POSTSCRIPT: That Prince Albert National Park exists at all is partly due to a quirk of Canadian politics. After narrowly losing his York North seat to a Conservative in the 1925 general federal election, Prime Minister Mackenzie King won a byelection the following February in what was then a safe Liberal seat in Prince Albert. Later that year, he was re-elected in the riding in a general election, trouncing the Conservative candidate, a brash young lawyer named John George Diefenbaker. It was the only time in Canadian history in which two men to serve as prime minister have faced off as candidates in the same riding.

Fulfilling an election promise, King was instrumental in the 1927 creation of the park, aka PANP, to which Grey Owl was moved as a publicity stunt in 1931 by Parks Branch authorities after his six-month stay at Manitoba’s Riding Mountain National Park. The goal was to make PANP better known by having a rising celebrity live there, so parks officials built Beaver Lodge to Grey Owl’s specifications.

Grey Owl didn’t talk about it much — in fact, I never heard anyone talk about this while growing up and falling in love with the park (all my changes, as they say, were there) — but Indigenous peoples who traditionally lived on the land were forcibly removed by federal officials and the RCMP upon its establishment, with possessions and cabins destroyed.

King met Grey Owl several times and was a fan, the drinking notwithstanding. So was Dief the Chief, whose final electoral campaign I covered as a young reporter in 1979 (in the general election that made Joe Clark prime minister for all of nine months).

Diefenbaker, 83 when he died two months after being handily re-elected that year, had visited Grey Owl at his cabin in the park in the mid-1930s.
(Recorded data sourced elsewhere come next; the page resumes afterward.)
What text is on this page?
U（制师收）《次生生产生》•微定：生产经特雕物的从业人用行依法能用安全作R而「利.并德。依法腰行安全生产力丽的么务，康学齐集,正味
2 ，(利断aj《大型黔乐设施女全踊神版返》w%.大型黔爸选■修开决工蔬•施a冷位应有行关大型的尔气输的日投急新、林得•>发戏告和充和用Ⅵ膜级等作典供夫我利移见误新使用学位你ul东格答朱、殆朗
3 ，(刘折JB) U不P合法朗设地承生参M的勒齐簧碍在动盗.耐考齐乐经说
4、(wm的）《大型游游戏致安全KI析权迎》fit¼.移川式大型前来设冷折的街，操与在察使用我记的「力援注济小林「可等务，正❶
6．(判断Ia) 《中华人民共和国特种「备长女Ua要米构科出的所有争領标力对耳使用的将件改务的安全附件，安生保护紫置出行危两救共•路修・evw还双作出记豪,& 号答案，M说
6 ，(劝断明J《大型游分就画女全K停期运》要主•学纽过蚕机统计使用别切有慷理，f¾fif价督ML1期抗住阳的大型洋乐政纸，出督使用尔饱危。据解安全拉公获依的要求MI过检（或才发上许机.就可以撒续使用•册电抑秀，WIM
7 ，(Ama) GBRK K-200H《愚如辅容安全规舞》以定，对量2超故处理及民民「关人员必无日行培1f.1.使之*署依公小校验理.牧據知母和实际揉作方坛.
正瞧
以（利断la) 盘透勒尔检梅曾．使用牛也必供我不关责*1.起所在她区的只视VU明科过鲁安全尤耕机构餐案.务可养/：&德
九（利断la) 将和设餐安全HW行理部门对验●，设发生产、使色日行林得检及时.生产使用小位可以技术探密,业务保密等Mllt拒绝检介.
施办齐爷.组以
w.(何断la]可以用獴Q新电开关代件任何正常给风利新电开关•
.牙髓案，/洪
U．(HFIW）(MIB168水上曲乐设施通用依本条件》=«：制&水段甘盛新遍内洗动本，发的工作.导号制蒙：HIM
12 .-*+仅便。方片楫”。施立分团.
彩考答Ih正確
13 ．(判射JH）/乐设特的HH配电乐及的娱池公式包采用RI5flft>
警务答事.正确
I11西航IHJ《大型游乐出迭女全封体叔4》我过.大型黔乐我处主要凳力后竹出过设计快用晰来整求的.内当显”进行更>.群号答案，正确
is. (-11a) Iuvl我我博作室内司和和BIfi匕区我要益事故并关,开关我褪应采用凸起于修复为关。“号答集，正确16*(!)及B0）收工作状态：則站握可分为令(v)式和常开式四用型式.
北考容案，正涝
In memoirs published 40 years later, he described the prose of the man in buckskins as “clothed in masterly English and filled with an imagery that only a lover of nature could possibly possess.”

Diefenbaker, an egomaniac who, as the terrific Canadian folk music ensemble Stringband had observed in their song Dief will be the Chief Again, exalted in such puffed-up titles as “Chief Walking Buffalo to the people of the Sioux, honorary Chief Eagle to the Cree,” seemed to believe that he was God’s gift to native people. Grey Owl wasn’t the only one deluded about his ability to pull the wool over the eyes of First Peoples.

My favourite moment during the ’79 campaign happened when the former PM, doddering and stone-cold deaf but still a charismatic giant of Canadian history, spotted and lurched toward a tall, braided, First Nations man in a fringed leather jacket during a walkabout on Central Avenue, Prince Albert’s main drag. Honestly, the guy would have made a far more cinematically appealing Grey Owl than Brosnan.

“We’ve had enough of your fucking bullshit,” the man promptly told the Chief, who had been anticipating a warm reception and couldn’t hear the insult. Diefenbaker extended his hand and politely asked the man to repeat himself.

His request was granted, several decibels louder, as the former PM, still blithely oblivious and pleased to be meeting an admirer, was abruptly steered away by his outraged handlers.

Archie Belaney’s message in a nutshell. And maybe not so far from Faulkner’s.